A documentary charting the life of Bradford-born playright Andrea Dunbar, from the performance of her first play to her tragic early death.
Rita, Sue And Bob Too! writer Andrea Dunbar is the subject of this fascinatingly original docu-drama. A single mum living on a Bradford council estate, she penned her first play at 15; her next was made into the hit ’80s film. Yet she died, at 29, in the local pub. By focusing on the children left behind, this paints a desperate picture of wasted talent and a neglectful mum whose addictive tendencies were passed on to her daughter with devastating results. Artist/filmmaker Barnard is daring: actors lip-synch to recordings of Dunbar’s loved ones, while archive footage shows the real playwright. Inbetween, The Arbor is staged on her estate.

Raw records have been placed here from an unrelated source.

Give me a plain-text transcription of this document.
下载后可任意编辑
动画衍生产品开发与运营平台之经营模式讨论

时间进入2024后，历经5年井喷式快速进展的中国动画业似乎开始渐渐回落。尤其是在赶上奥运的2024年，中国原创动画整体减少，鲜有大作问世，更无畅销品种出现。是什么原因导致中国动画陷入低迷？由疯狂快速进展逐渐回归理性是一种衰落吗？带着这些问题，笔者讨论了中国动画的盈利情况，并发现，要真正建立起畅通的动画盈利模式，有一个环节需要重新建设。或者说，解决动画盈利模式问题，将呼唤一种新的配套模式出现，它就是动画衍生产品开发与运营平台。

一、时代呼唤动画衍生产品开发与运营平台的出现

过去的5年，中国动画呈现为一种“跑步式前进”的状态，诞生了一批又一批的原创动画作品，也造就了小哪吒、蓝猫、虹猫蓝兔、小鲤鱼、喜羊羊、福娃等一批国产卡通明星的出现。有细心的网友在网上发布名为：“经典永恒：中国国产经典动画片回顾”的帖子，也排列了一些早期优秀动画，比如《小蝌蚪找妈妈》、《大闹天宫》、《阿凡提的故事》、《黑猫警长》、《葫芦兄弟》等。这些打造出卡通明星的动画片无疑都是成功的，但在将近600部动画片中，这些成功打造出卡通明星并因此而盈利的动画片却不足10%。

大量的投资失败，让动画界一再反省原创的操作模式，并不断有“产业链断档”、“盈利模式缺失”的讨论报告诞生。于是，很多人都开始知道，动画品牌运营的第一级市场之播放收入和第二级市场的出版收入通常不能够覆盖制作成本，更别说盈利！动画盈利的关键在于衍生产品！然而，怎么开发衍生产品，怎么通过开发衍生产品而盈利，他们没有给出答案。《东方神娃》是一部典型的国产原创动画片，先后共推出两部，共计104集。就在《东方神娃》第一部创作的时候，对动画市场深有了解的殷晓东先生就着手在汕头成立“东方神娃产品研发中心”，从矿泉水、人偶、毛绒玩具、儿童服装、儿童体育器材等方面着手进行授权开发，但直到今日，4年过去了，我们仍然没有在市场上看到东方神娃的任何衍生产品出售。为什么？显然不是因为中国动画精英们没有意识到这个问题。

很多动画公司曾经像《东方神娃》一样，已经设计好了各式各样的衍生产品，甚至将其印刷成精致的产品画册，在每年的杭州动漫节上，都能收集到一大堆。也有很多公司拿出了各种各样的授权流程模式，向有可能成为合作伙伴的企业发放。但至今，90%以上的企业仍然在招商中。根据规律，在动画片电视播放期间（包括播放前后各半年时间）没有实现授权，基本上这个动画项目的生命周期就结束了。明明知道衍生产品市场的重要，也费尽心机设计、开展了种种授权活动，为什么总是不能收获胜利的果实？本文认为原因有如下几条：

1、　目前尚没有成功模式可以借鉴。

It shouldn’t work, but it does: an artsy yet accessible insight into working-class life.
Released: 14 March 2011
An audio commentary may have been a noodle-twist too far, bearing in mind the film’s voiceovers, but the selection still feels scant. A short film of pony-and-trap racing in the traveller community does offer the sight of the police trying to pull over a horse, so that’s something.
Moving, bold, unconventional and impeccably staged, The Arbor is a worthy tribute to a powerfully artistic voice.